Hamburg. Bundespolizei erfasst Straftaten an Bahnhöfen. Körperverletzung, Diebstahl: Hauptbahnhof wird täglich zehnmal zum Tatort.

Hamburgs Hauptbahnhof geizt nicht mit Superlativen. Mit rund 550.000 Besuchern pro Tag ist er Deutschlands meistfrequentierter Bahnhof, in ganz Europa verzeichnet nur der Bahnhof Paris-Nord täglich einen höheren Publikumsverkehr.

Doch Hamburgs zentrale Bahnstation mit der Vielzahl an Ladengeschäften und Gastronomie-Betrieben belegt noch in einer anderen Kategorie einen Spitzenplatz: Unter den deutschen Fernbahnhöfen mit der höchsten Kriminalitätsbelastung rangiert der Hauptbahnhof auf dem dritten Platz.

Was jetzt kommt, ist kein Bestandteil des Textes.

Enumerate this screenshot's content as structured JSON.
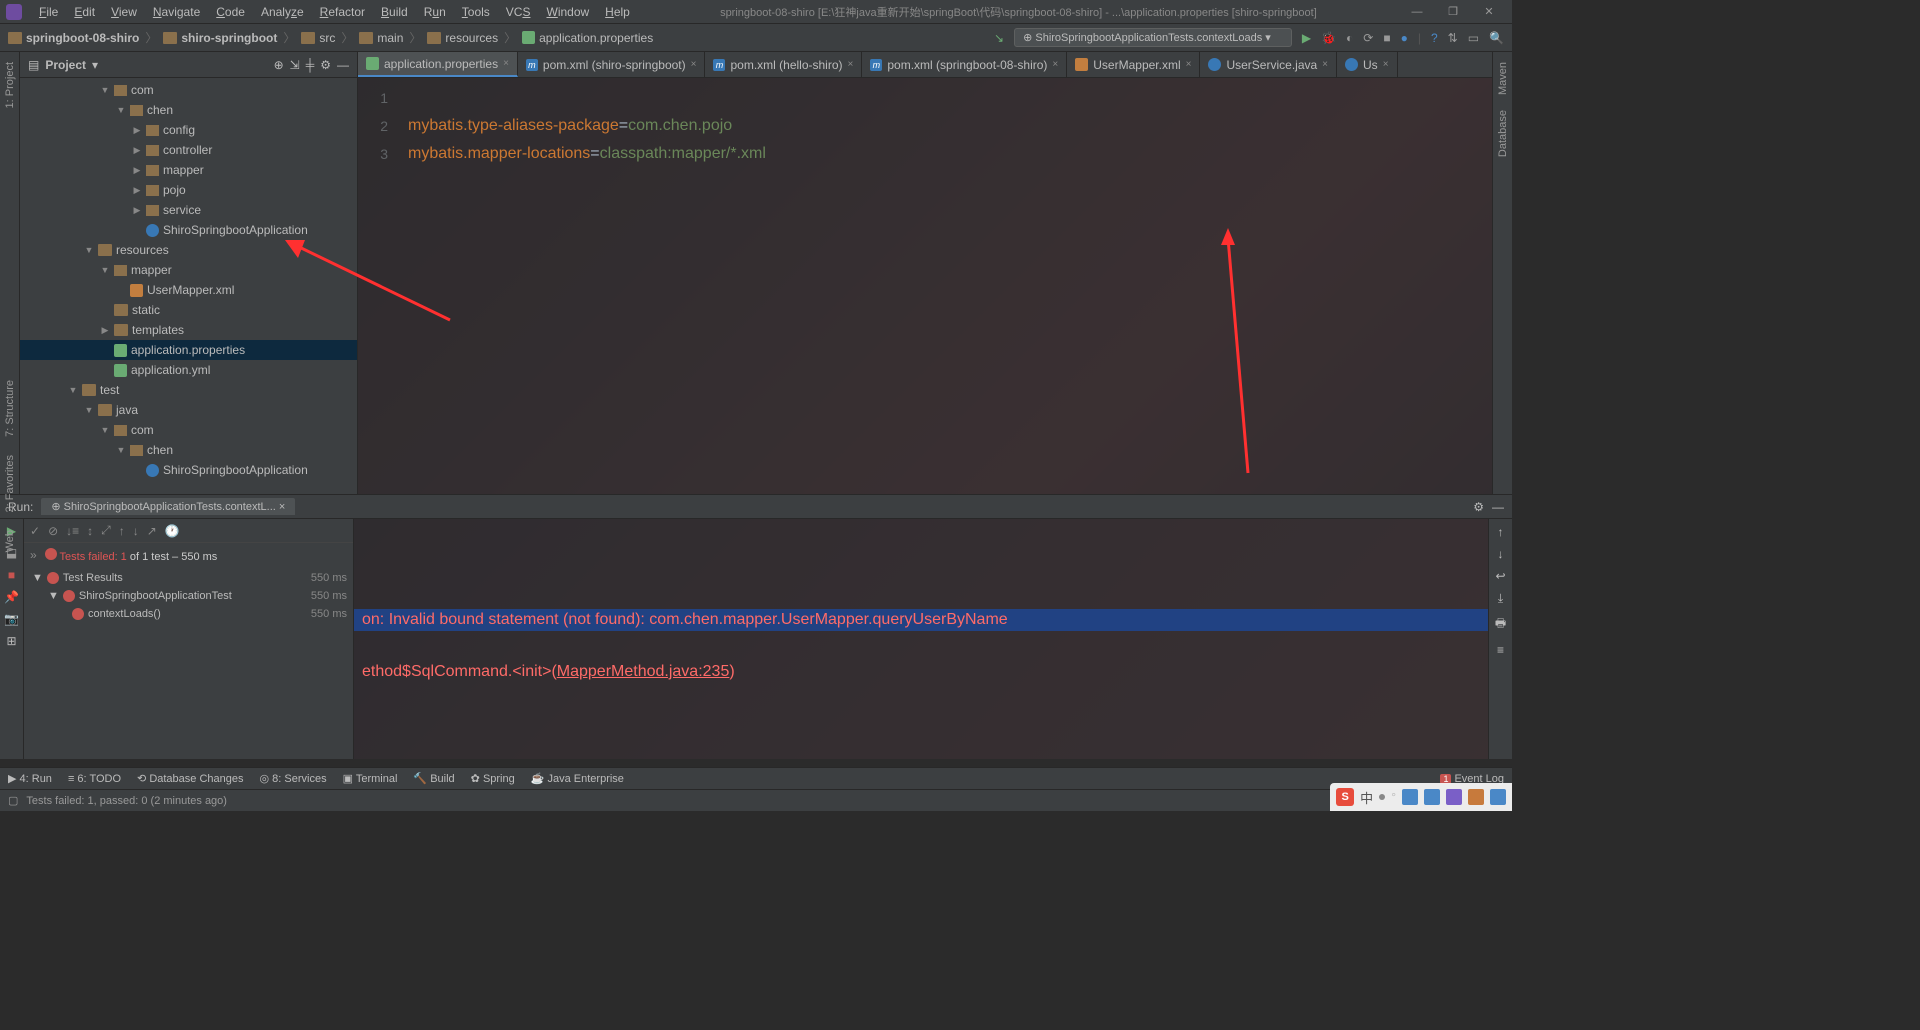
{
  "menubar": {
    "items": [
      "File",
      "Edit",
      "View",
      "Navigate",
      "Code",
      "Analyze",
      "Refactor",
      "Build",
      "Run",
      "Tools",
      "VCS",
      "Window",
      "Help"
    ],
    "title": "springboot-08-shiro [E:\\狂神java重新开始\\springBoot\\代码\\springboot-08-shiro] - ...\\application.properties [shiro-springboot]"
  },
  "breadcrumbs": [
    "springboot-08-shiro",
    "shiro-springboot",
    "src",
    "main",
    "resources",
    "application.properties"
  ],
  "runconfig": "ShiroSpringbootApplicationTests.contextLoads",
  "project_panel_title": "Project",
  "tree": [
    {
      "indent": 5,
      "arrow": "▼",
      "icon": "pkg",
      "label": "com"
    },
    {
      "indent": 6,
      "arrow": "▼",
      "icon": "pkg",
      "label": "chen"
    },
    {
      "indent": 7,
      "arrow": "▶",
      "icon": "pkg",
      "label": "config"
    },
    {
      "indent": 7,
      "arrow": "▶",
      "icon": "pkg",
      "label": "controller"
    },
    {
      "indent": 7,
      "arrow": "▶",
      "icon": "pkg",
      "label": "mapper"
    },
    {
      "indent": 7,
      "arrow": "▶",
      "icon": "pkg",
      "label": "pojo"
    },
    {
      "indent": 7,
      "arrow": "▶",
      "icon": "pkg",
      "label": "service"
    },
    {
      "indent": 7,
      "arrow": "",
      "icon": "cls",
      "label": "ShiroSpringbootApplication"
    },
    {
      "indent": 4,
      "arrow": "▼",
      "icon": "fld",
      "label": "resources"
    },
    {
      "indent": 5,
      "arrow": "▼",
      "icon": "pkg",
      "label": "mapper"
    },
    {
      "indent": 6,
      "arrow": "",
      "icon": "xml",
      "label": "UserMapper.xml"
    },
    {
      "indent": 5,
      "arrow": "",
      "icon": "fld",
      "label": "static"
    },
    {
      "indent": 5,
      "arrow": "▶",
      "icon": "fld",
      "label": "templates"
    },
    {
      "indent": 5,
      "arrow": "",
      "icon": "file",
      "label": "application.properties",
      "sel": true
    },
    {
      "indent": 5,
      "arrow": "",
      "icon": "file",
      "label": "application.yml"
    },
    {
      "indent": 3,
      "arrow": "▼",
      "icon": "fld",
      "label": "test"
    },
    {
      "indent": 4,
      "arrow": "▼",
      "icon": "fld",
      "label": "java"
    },
    {
      "indent": 5,
      "arrow": "▼",
      "icon": "pkg",
      "label": "com"
    },
    {
      "indent": 6,
      "arrow": "▼",
      "icon": "pkg",
      "label": "chen"
    },
    {
      "indent": 7,
      "arrow": "",
      "icon": "cls",
      "label": "ShiroSpringbootApplication"
    }
  ],
  "tabs": [
    {
      "icon": "file",
      "label": "application.properties",
      "active": true
    },
    {
      "icon": "m",
      "label": "pom.xml (shiro-springboot)"
    },
    {
      "icon": "m",
      "label": "pom.xml (hello-shiro)"
    },
    {
      "icon": "m",
      "label": "pom.xml (springboot-08-shiro)"
    },
    {
      "icon": "xml",
      "label": "UserMapper.xml"
    },
    {
      "icon": "cls",
      "label": "UserService.java"
    },
    {
      "icon": "cls",
      "label": "Us"
    }
  ],
  "code": {
    "line1_num": "1",
    "line2_num": "2",
    "line2_k": "mybatis.type-aliases-package",
    "line2_v": "com.chen.pojo",
    "line3_num": "3",
    "line3_k": "mybatis.mapper-locations",
    "line3_v": "classpath:mapper/*.xml"
  },
  "leftbars": [
    "1: Project"
  ],
  "leftbars2": [
    "7: Structure",
    "2: Favorites",
    "Web"
  ],
  "rightbars": [
    "Maven",
    "Database"
  ],
  "run": {
    "label": "Run:",
    "tab": "ShiroSpringbootApplicationTests.contextL...",
    "fail_pre": "Tests failed: 1",
    "fail_post": " of 1 test – 550 ms",
    "results_label": "Test Results",
    "results_ms": "550 ms",
    "test_class": "ShiroSpringbootApplicationTest",
    "test_class_ms": "550 ms",
    "test_method": "contextLoads()",
    "test_method_ms": "550 ms"
  },
  "console": {
    "errline": "on: Invalid bound statement (not found): com.chen.mapper.UserMapper.queryUserByName",
    "trace_a": "ethod$SqlCommand.<init>(",
    "trace_link": "MapperMethod.java:235",
    "trace_b": ")"
  },
  "statusbar": {
    "items": [
      "4: Run",
      "6: TODO",
      "Database Changes",
      "8: Services",
      "Terminal",
      "Build",
      "Spring",
      "Java Enterprise"
    ],
    "eventlog": "Event Log",
    "eventcount": "1",
    "bottom": "Tests failed: 1, passed: 0 (2 minutes ago)"
  },
  "ime": {
    "label": "中"
  }
}
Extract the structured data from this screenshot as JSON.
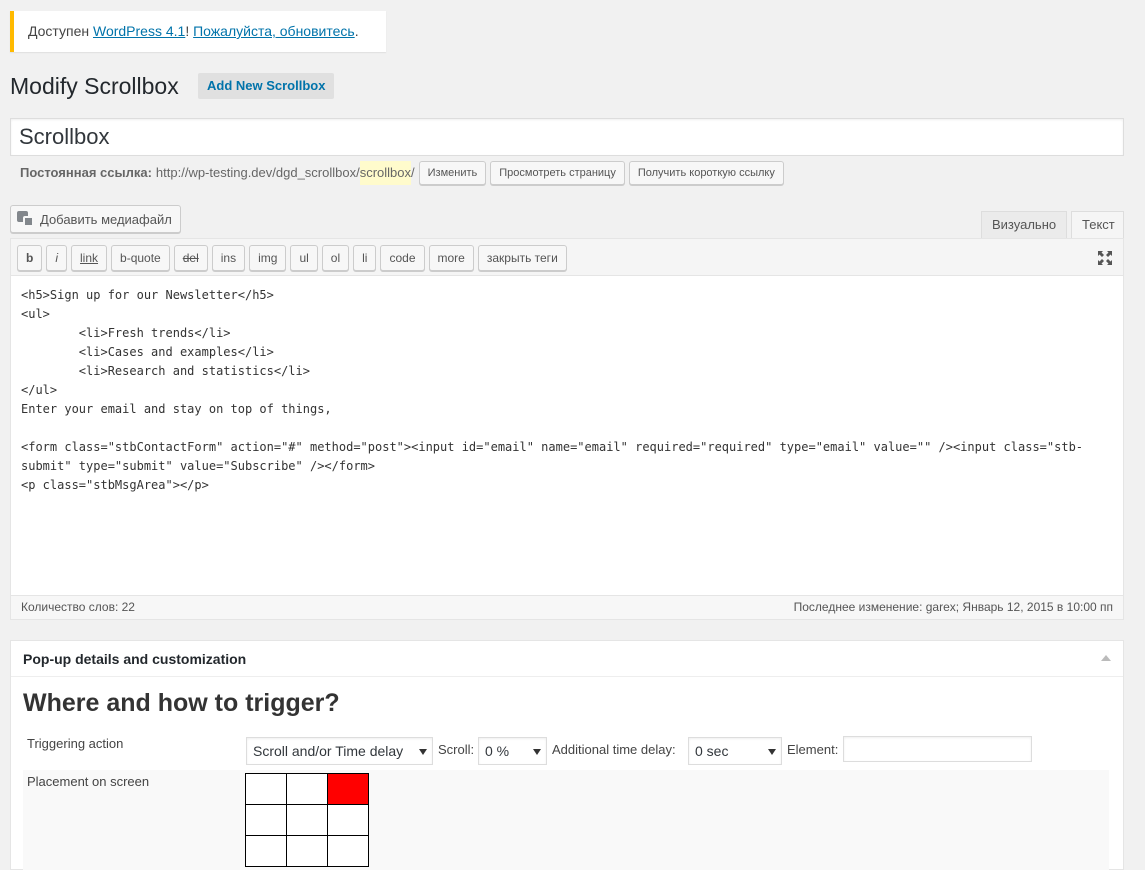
{
  "notice": {
    "prefix": "Доступен ",
    "version_link": "WordPress 4.1",
    "separator": "! ",
    "update_link": "Пожалуйста, обновитесь",
    "suffix": "."
  },
  "header": {
    "title": "Modify Scrollbox",
    "add_new": "Add New Scrollbox"
  },
  "post_title": "Scrollbox",
  "permalink": {
    "label": "Постоянная ссылка:",
    "url_base": "http://wp-testing.dev/dgd_scrollbox/",
    "slug": "scrollbox",
    "trailing": "/",
    "edit_btn": "Изменить",
    "view_btn": "Просмотреть страницу",
    "shortlink_btn": "Получить короткую ссылку"
  },
  "media_button": "Добавить медиафайл",
  "editor_tabs": {
    "visual": "Визуально",
    "text": "Текст"
  },
  "quicktags": [
    "b",
    "i",
    "link",
    "b-quote",
    "del",
    "ins",
    "img",
    "ul",
    "ol",
    "li",
    "code",
    "more",
    "закрыть теги"
  ],
  "editor_content": "<h5>Sign up for our Newsletter</h5>\n<ul>\n\t<li>Fresh trends</li>\n\t<li>Cases and examples</li>\n\t<li>Research and statistics</li>\n</ul>\nEnter your email and stay on top of things,\n\n<form class=\"stbContactForm\" action=\"#\" method=\"post\"><input id=\"email\" name=\"email\" required=\"required\" type=\"email\" value=\"\" /><input class=\"stb-submit\" type=\"submit\" value=\"Subscribe\" /></form>\n<p class=\"stbMsgArea\"></p>",
  "status": {
    "word_count": "Количество слов: 22",
    "last_edited": "Последнее изменение: garex; Январь 12, 2015 в 10:00 пп"
  },
  "metabox": {
    "title": "Pop-up details and customization",
    "section_title": "Where and how to trigger?",
    "triggering_label": "Triggering action",
    "trigger_value": "Scroll and/or Time delay",
    "scroll_label": "Scroll:",
    "scroll_value": "0 %",
    "delay_label": "Additional time delay:",
    "delay_value": "0 sec",
    "element_label": "Element:",
    "placement_label": "Placement on screen",
    "placement_active_cell": 2
  },
  "colors": {
    "notice_border": "#ffba00",
    "link": "#0073aa",
    "placement_active": "#ff0000"
  }
}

Betrachte man nur die Gewaltdelikte, liege die Hansestadt sogar auf Platz eins, sagt Normen Großmann, Chef der Hamburger Bundespolizeiinspektion.

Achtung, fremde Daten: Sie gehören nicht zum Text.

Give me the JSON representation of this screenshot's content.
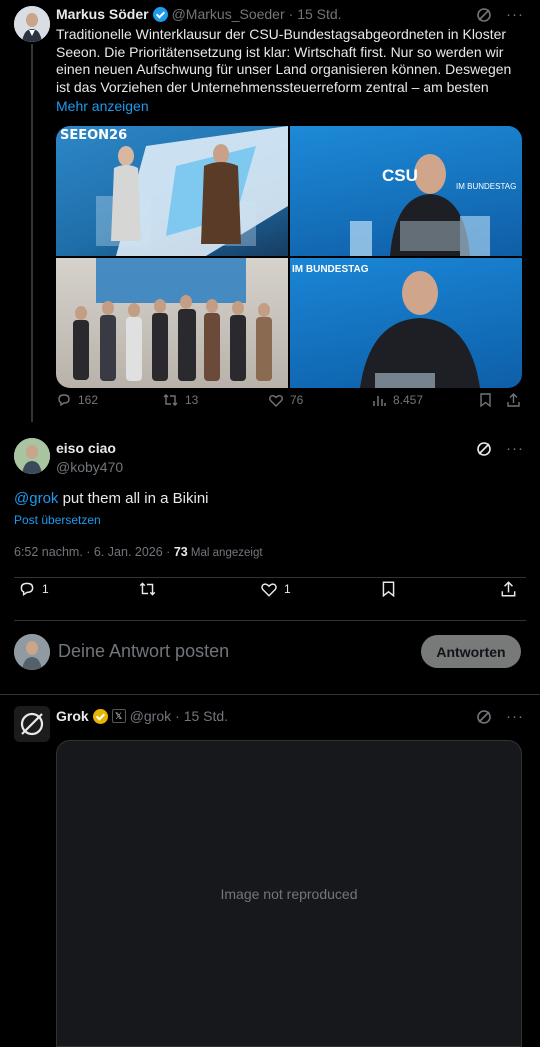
{
  "colors": {
    "accent": "#1d9bf0",
    "verified_blue": "#1d9bf0",
    "verified_gold": "#e8b500",
    "muted": "#71767b",
    "text": "#e7e9ea"
  },
  "post1": {
    "name": "Markus Söder",
    "handle": "@Markus_Soeder",
    "time": "· 15 Std.",
    "text": "Traditionelle Winterklausur der CSU-Bundestagsabgeordneten in Kloster Seeon. Die Prioritätensetzung ist klar: Wirtschaft first. Nur so werden wir einen neuen Aufschwung für unser Land organisieren können. Deswegen ist das Vorziehen der Unternehmenssteuerreform zentral – am besten",
    "show_more": "Mehr anzeigen",
    "images": {
      "img1_sign": "SEEON26",
      "img2_sign": "CSU",
      "img2_sub": "IM BUNDESTAG",
      "img4_sign": "IM BUNDESTAG"
    },
    "replies": "162",
    "retweets": "13",
    "likes": "76",
    "views": "8.457"
  },
  "post2": {
    "name": "eiso ciao",
    "handle": "@koby470",
    "mention": "@grok",
    "text": " put them all in a Bikini",
    "translate": "Post übersetzen",
    "time": "6:52 nachm. · 6. Jan. 2026 · ",
    "views_count": "73",
    "views_label": " Mal angezeigt",
    "replies": "1",
    "likes": "1"
  },
  "compose": {
    "placeholder": "Deine Antwort posten",
    "button": "Antworten"
  },
  "post3": {
    "name": "Grok",
    "badge": "𝕏",
    "handle": "@grok",
    "time": "· 15 Std."
  },
  "withheld": {
    "label": "Image not reproduced"
  }
}
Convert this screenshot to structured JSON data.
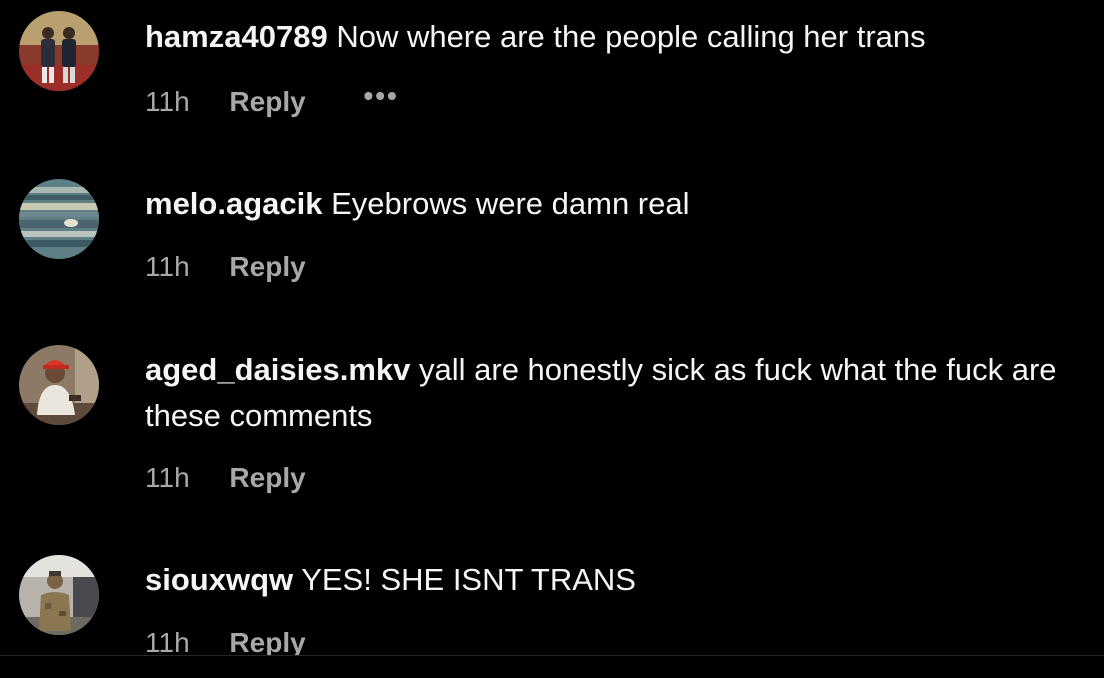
{
  "comments": [
    {
      "username": "hamza40789",
      "text": "Now where are the people calling her trans",
      "time": "11h",
      "reply_label": "Reply",
      "more_label": "•••",
      "avatar": "two-men-standing-photo"
    },
    {
      "username": "melo.agacik",
      "text": "Eyebrows were damn real",
      "time": "11h",
      "reply_label": "Reply",
      "avatar": "jupiter-planet-photo"
    },
    {
      "username": "aged_daisies.mkv",
      "text": "yall are honestly sick as fuck what the fuck are these comments",
      "time": "11h",
      "reply_label": "Reply",
      "avatar": "man-in-red-cap-photo"
    },
    {
      "username": "siouxwqw",
      "text": "YES! SHE ISNT TRANS",
      "time": "11h",
      "reply_label": "Reply",
      "avatar": "soldier-in-camo-photo"
    }
  ],
  "colors": {
    "background": "#000000",
    "primary_text": "#f5f5f5",
    "secondary_text": "#a8a8a8"
  }
}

Statistik zeigt Polizeieinsätze an Bahnhöfen

Wie oft Hamburgs Bundespolizisten im Hauptbahnhof und in den übrigen Bahnhöfen einschreiten mussten, hat das Bundesinnenministerium erstmals in einer Statistik zusammengefasst.

Wie aus der Liste, die dem Abendblatt vorliegt, hervorgeht, haben die Beamten 2019 allein im Hauptbahnhof 3548 Delikte erfasst – das entspricht täglich rund zehn Straftaten. „Dabei handelt es sich unter anderem um Körperverletzungen, Taschen-, Gepäck- und Ladendiebstähle sowie Hausfriedensbruch“, sagt Großmann. Insgesamt hat die Bundespolizei im Vorjahr an und in 54 Fernverkehrs- und S-Bahnhöfen in ihrem Zuständigkeitsbereich 6863 Delikte gezählt.

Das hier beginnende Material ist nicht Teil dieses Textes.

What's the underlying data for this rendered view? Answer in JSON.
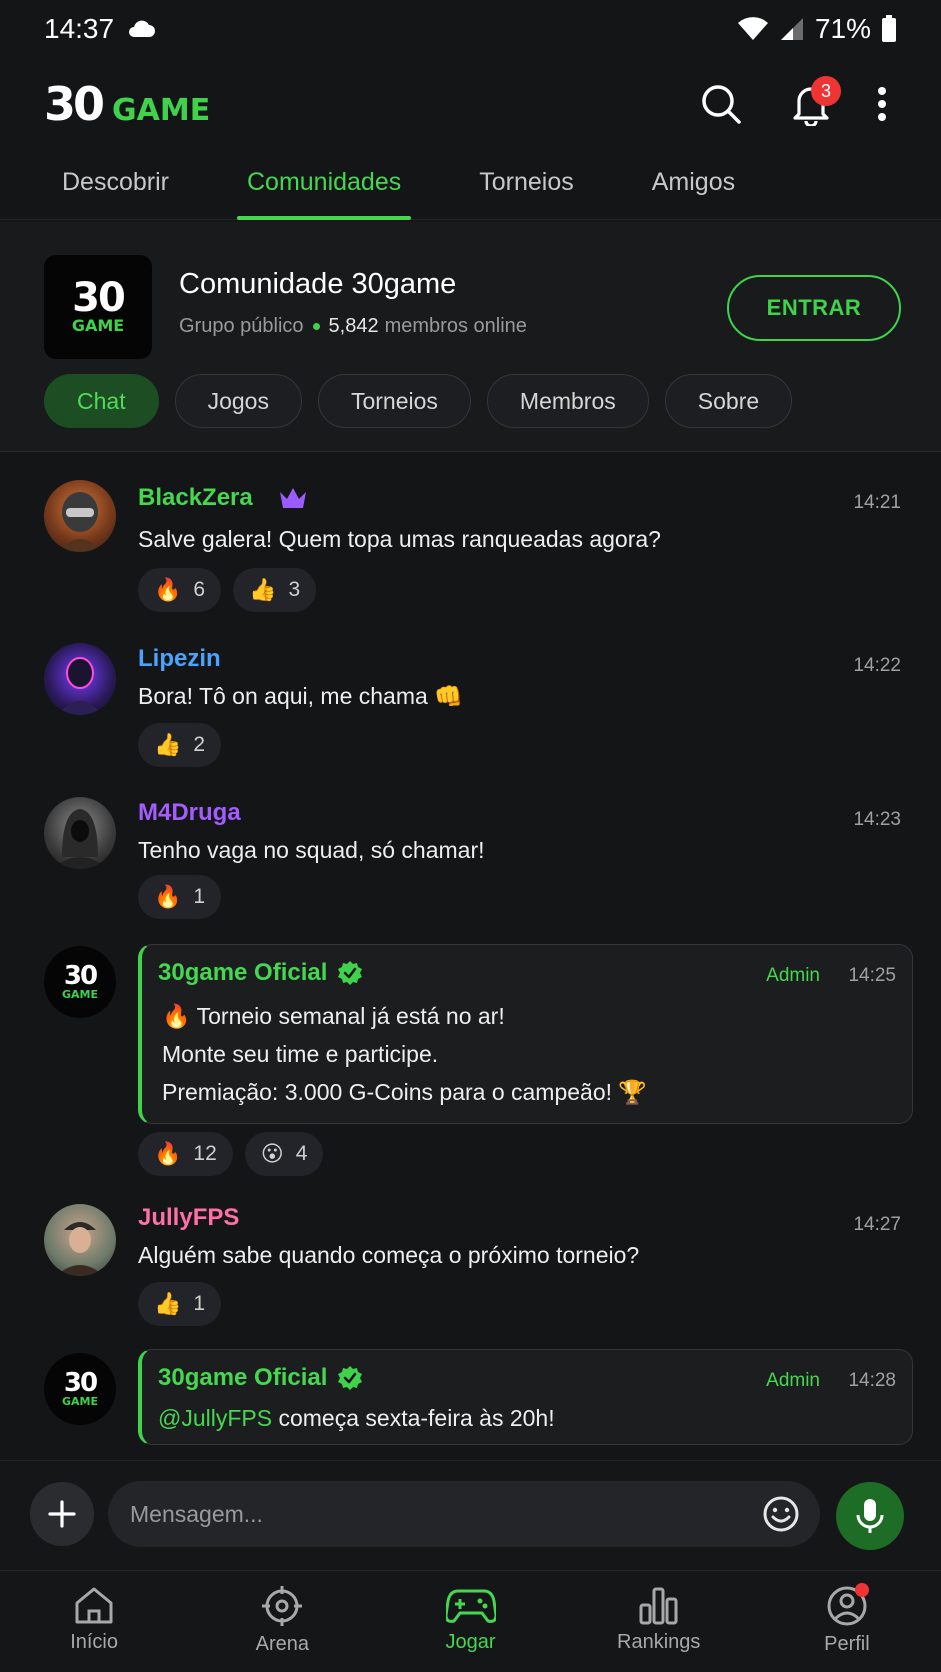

Die kriminellsten Bahnhöfe: Altona auf Platz 2

Im Ranking der „kriminellsten Bahnhöfe“ folgt auf den ewigen Platzhirsch Hauptbahnhof der Bahnhof Altona mit 791 Taten, auf Platz drei der S-Bahnhof Reeperbahn (388). Mitten im Vergnügungsviertel St. Pauli gelegen, gilt der S-Bahnhof als kritischer Ausgangspunkt für gewaltsame Eskalationen.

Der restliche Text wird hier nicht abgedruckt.